Our first day of class we were regaled by Mr. Punster’s nearly non-stop punning: “I’m addicted to brake fluid, but it’s OK because I can stop at any time; What do you call an alligator in a vest? An investigator; What did one eye say to the other? Just between you and me, something smells; I can’t stand Russian dolls. They’re so full of themselves; Why couldn’t the pony sing in the choir? He was a little horse.”
This is just a sample. I felt like yelling fraud. Every one of Mr. Punster’s puns were taken from the internet, from Will Styler’s “A Collection of Terrible Puns.” I went directly to Mr. Punster and told him what I knew. He pulled a pistol out of his desk—it was a flintlock! He told me to go stand in the corner. He asked: “What’s black and white and stands in the corner?” I said I didn’t know. He said “A naughty Panda.” Then, he pointed at his desk and asked: “Why did Arthur have a round table? So nobody could corner him!”
What the hell was going on here? He told me to shut up and not tell anybody what I had discovered, and he would let me live. I agreed to keep my mouth shut: “No word of mouth, just mouth.” Mr. Punster slapped my face and said “That sucked more than a Hoover.”

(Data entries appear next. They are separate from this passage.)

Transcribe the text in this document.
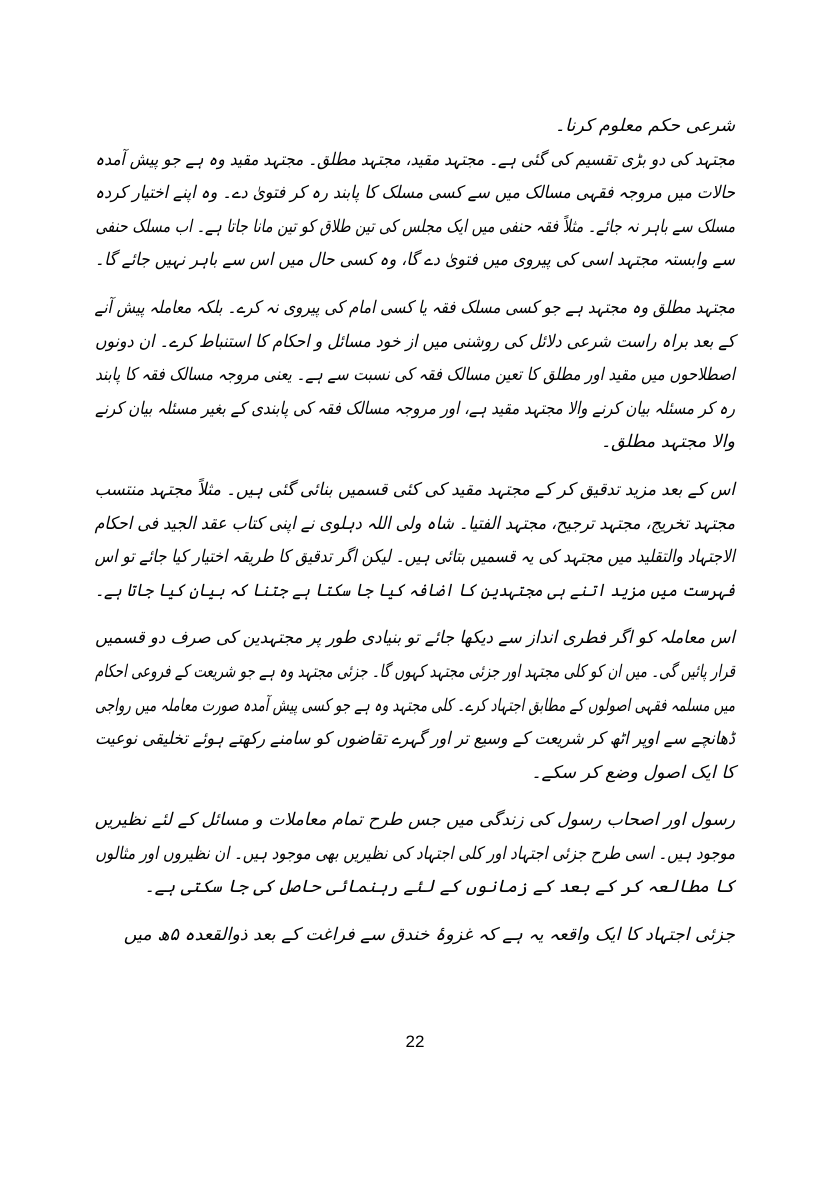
شرعی حکم معلوم کرنا۔
مجتہد کی دو بڑی تقسیم کی گئی ہے۔ مجتہد مقید، مجتہد مطلق۔ مجتہد مقید وہ ہے جو پیش آمدہ
حالات میں مروجہ فقہی مسالک میں سے کسی مسلک کا پابند رہ کر فتویٰ دے۔ وہ اپنے اختیار کردہ
مسلک سے باہر نہ جائے۔ مثلاً فقہ حنفی میں ایک مجلس کی تین طلاق کو تین مانا جاتا ہے۔ اب مسلک حنفی
سے وابستہ مجتہد اسی کی پیروی میں فتویٰ دے گا، وہ کسی حال میں اس سے باہر نہیں جائے گا۔
مجتہد مطلق وہ مجتہد ہے جو کسی مسلک فقہ یا کسی امام کی پیروی نہ کرے۔ بلکہ معاملہ پیش آنے
کے بعد براہ راست شرعی دلائل کی روشنی میں از خود مسائل و احکام کا استنباط کرے۔ ان دونوں
اصطلاحوں میں مقید اور مطلق کا تعین مسالک فقہ کی نسبت سے ہے۔ یعنی مروجہ مسالک فقہ کا پابند
رہ کر مسئلہ بیان کرنے والا مجتہد مقید ہے، اور مروجہ مسالک فقہ کی پابندی کے بغیر مسئلہ بیان کرنے
والا مجتہد مطلق۔
اس کے بعد مزید تدقیق کر کے مجتہد مقید کی کئی قسمیں بنائی گئی ہیں۔ مثلاً مجتہد منتسب
مجتہد تخریج، مجتہد ترجیح، مجتہد الفتیا۔ شاہ ولی اللہ دہلوی نے اپنی کتاب عقد الجید فی احکام
الاجتہاد والتقلید میں مجتہد کی یہ قسمیں بتائی ہیں۔ لیکن اگر تدقیق کا طریقہ اختیار کیا جائے تو اس
فہرست میں مزید اتنے ہی مجتہدین کا اضافہ کیا جا سکتا ہے جتنا کہ بیان کیا جاتا ہے۔
اس معاملہ کو اگر فطری انداز سے دیکھا جائے تو بنیادی طور پر مجتہدین کی صرف دو قسمیں
قرار پائیں گی۔ میں ان کو کلی مجتہد اور جزئی مجتہد کہوں گا۔ جزئی مجتہد وہ ہے جو شریعت کے فروعی احکام
میں مسلمہ فقہی اصولوں کے مطابق اجتہاد کرے۔ کلی مجتہد وہ ہے جو کسی پیش آمدہ صورت معاملہ میں رواجی
ڈھانچے سے اوپر اٹھ کر شریعت کے وسیع تر اور گہرے تقاضوں کو سامنے رکھتے ہوئے تخلیقی نوعیت
کا ایک اصول وضع کر سکے۔
رسول اور اصحاب رسول کی زندگی میں جس طرح تمام معاملات و مسائل کے لئے نظیریں
موجود ہیں۔ اسی طرح جزئی اجتہاد اور کلی اجتہاد کی نظیریں بھی موجود ہیں۔ ان نظیروں اور مثالوں
کا مطالعہ کر کے بعد کے زمانوں کے لئے رہنمائی حاصل کی جا سکتی ہے۔
جزئی اجتہاد کا ایک واقعہ یہ ہے کہ غزوۂ خندق سے فراغت کے بعد ذوالقعدہ ۵ھ میں
22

On our second day of class we made lists of potential pun words: similar words and similar-sounding words with different meanings. The first one I thought of was gun: gun an engine and a gun you shoot people with, and then court: basketball court, legal court, and courting your girlfriend. I thought of about 50 and couldn’t make a pun out of any of them. That’s when I knew I wasn’t cut out to be a punster. So, I dropped out.
At lunch assembly, I got up on stage and announced that Mr, Punster was a fraud—that he couldn’t pun his way out of a wet noodle. That did it. He pulled out his gun and took aim at me. He pulled the trigger and the flintlock made a popping sound and a lead ball rolled out of the barrel. As he tried to quiet the panicked students, I ran out of the lunchroom door, hopped on my motorcycle and went back to being a normal person.
Have you ever wanted to be something, but didn’t have the skill or ability to be it? I pulled up my pants and said to myself: “If you can’t make it, criticize it.” I decided how being a critic may be just the thing for me. I could channel my anger through other peoples’ literary efforts—offering completely unbalanced readings of their works. No positive side. I’m calling myself “Blackie Spite.” I have a blog called “Ripping You A New One.” I have 500,000 followers who revel in my tasteless bashing of everything I read.
Definition courtesy of “Silva Rhetoricae” (rhetoric.byu.edu).